Much of the television business' recent fascination with Comic-Con comes from the success that first Lost and then NBC's Heroes have had. While many forces are in play, both pilots were shown publicly for the first time at Comic-Con and anticipation skyrocketed.

NBC marketing head John Miller says the network had done very little with the convention, but took a flyer in the summer of 2006, booking a small panel room for Heroes. But people were turned away in droves, and those that made it in were captivated.

'EXPONENTIAL BUZZ'

“The buzz was exponential,” Miller says. NBC's commitment to Comic-Con has it unveiling a new version of the KITT attack car from Knight Rider this year, not to mention holding the Office panel, with the show's writers and moderated by star Rainn Wilson.

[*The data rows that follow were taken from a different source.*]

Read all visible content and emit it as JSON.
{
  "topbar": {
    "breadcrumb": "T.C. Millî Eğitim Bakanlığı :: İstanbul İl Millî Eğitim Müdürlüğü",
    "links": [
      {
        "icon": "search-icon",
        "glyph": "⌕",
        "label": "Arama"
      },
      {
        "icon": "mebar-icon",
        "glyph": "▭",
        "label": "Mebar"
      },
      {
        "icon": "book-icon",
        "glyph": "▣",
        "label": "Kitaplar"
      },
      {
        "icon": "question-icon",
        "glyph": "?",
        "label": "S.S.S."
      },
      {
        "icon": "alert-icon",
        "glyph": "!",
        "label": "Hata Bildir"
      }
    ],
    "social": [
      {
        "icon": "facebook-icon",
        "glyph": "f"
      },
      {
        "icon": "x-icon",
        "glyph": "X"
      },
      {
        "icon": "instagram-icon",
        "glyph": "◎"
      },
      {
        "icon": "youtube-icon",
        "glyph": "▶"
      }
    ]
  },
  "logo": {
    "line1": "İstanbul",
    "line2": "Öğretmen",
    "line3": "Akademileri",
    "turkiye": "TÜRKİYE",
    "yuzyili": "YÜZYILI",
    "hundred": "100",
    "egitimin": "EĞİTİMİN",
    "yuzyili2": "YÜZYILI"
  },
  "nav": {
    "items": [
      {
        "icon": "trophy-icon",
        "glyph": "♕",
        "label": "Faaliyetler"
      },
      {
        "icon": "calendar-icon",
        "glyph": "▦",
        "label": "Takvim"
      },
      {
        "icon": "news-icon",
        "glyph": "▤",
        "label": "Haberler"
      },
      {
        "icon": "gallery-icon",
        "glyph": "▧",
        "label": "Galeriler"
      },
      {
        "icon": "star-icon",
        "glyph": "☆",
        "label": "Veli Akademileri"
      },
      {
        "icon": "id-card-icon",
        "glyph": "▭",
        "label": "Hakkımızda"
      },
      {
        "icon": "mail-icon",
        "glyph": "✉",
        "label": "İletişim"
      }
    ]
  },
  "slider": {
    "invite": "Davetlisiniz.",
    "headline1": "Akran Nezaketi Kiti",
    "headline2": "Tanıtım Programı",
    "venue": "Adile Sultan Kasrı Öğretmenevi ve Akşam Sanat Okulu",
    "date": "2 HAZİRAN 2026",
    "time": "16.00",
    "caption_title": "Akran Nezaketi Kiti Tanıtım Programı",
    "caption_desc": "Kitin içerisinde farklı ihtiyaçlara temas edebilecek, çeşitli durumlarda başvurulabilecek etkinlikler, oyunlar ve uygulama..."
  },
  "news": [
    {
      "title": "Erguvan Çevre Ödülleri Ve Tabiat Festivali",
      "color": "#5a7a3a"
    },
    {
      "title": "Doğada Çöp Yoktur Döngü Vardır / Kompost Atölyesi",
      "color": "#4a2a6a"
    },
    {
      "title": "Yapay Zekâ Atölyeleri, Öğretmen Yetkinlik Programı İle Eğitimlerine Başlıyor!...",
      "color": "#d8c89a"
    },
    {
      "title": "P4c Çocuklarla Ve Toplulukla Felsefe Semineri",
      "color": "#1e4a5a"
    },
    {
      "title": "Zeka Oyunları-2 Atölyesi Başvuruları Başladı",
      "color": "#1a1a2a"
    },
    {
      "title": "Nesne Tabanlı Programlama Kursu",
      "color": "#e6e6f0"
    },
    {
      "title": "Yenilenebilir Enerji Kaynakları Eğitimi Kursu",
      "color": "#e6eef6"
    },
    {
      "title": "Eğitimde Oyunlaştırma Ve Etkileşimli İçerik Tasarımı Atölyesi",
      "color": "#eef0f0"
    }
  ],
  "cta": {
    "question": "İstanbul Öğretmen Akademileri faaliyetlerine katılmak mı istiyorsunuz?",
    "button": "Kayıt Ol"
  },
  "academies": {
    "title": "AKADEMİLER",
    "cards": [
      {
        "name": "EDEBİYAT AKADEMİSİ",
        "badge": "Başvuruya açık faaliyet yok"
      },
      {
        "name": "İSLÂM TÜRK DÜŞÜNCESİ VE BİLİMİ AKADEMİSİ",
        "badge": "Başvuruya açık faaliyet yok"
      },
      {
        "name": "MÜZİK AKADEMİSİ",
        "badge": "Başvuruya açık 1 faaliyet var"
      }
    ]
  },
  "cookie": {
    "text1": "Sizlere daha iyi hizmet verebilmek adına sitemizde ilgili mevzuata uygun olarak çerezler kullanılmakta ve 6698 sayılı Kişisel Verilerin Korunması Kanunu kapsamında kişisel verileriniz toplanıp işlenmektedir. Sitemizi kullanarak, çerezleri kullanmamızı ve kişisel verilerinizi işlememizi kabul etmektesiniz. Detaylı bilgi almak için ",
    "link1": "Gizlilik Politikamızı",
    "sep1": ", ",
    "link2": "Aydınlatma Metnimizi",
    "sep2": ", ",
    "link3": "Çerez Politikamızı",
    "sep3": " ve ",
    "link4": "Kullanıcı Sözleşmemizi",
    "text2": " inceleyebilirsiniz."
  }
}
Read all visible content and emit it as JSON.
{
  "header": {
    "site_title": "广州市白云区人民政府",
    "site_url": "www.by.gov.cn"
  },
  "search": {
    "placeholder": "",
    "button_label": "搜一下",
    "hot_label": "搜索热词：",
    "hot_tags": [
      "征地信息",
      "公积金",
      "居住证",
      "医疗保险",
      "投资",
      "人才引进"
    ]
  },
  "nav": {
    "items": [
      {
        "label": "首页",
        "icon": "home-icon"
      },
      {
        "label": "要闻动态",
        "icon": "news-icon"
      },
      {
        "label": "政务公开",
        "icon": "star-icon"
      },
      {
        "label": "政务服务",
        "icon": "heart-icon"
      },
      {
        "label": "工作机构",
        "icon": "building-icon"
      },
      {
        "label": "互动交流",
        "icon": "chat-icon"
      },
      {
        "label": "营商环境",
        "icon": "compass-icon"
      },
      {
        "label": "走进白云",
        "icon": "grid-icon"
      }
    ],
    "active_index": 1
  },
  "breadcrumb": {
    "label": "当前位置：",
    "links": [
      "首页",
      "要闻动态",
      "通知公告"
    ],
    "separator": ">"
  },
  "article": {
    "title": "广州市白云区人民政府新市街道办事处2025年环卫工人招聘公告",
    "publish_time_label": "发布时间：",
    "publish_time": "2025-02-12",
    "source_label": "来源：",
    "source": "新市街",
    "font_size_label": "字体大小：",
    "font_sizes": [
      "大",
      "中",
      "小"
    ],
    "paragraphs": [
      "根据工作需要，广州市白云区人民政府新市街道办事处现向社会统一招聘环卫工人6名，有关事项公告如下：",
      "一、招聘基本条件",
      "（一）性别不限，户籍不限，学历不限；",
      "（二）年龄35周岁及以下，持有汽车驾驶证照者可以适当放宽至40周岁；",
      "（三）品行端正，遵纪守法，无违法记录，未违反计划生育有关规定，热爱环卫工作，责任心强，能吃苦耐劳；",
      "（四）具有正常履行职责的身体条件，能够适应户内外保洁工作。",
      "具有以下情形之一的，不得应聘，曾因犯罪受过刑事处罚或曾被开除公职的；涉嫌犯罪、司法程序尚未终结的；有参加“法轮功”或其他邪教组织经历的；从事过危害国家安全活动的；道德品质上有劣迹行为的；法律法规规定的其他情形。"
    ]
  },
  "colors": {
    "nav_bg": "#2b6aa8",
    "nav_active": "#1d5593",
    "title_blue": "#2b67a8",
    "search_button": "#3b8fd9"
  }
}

Just about all panels have question-and-answer sessions where fans often veer off into suggestions. (Most are loaded with stars and blue-chip producers such as 24's Kiefer Sutherland and former Buffy the Vampire Slayer show runner Joss Whedon, now behind new Fox drama Dollhouse.) Autograph sessions are also a major draw, with the 2006 line for a signing from Ghost Whisperer star Jennifer Love Hewitt stretching outside the building, disrupting traffic and causing security to get involved.

Comic-Con “puts us in touch with the fan inside us and it does inform the decisions we make,” says Rob Tapert, an executive producer on new fall syndicated series Wizard's First Rule. His partner on the show is Sam Raimi of Spider-Man fame, who last year donned a bearded disguise so he could wander the exhibit floor anonymously.

In light of the younger, tech-savvy audience, networks are also promoting their Internet offerings. For the first time, IFC is using its booth to focus solely on its original Web series. The network's Lauren Burack says, “A lot of people get all their information and entertainment from the Web—and we're aware of that.”